In my current experiments, the averaged accuracy can be reproduced (a little bit better than the original paper). The only failed task is EthanolConcentration (35.7 v.s. 31.94). I plan to try my original code base and compare the training differences in every detail. If I have some new results, I will update them here, which may take some time.

(2) About the performance variance.

I have tried multiple runs and reported the std in our paper, which is around 0.1% for the average performance. The small subsets will be affected by random seeds differently, resulting in a kind of self-stable final performance.

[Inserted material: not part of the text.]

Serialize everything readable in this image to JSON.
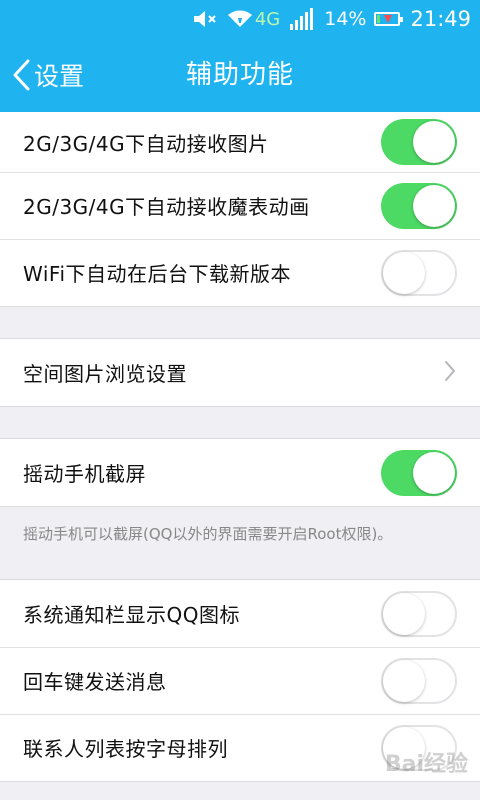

To remove the high-variance tasks, I would suggest you omit EthanolConcentration, Handwriting and UWaveGestureLibrary and try some EEG datasets, which we have experimented with in this paper: https://arxiv.org/abs/2402.02475 .

Sorry for the inconvenience. If you have any questions, please email me or propose an issue in the repo.

eiriksteen commented 2 months ago

Thank you for the thorough response!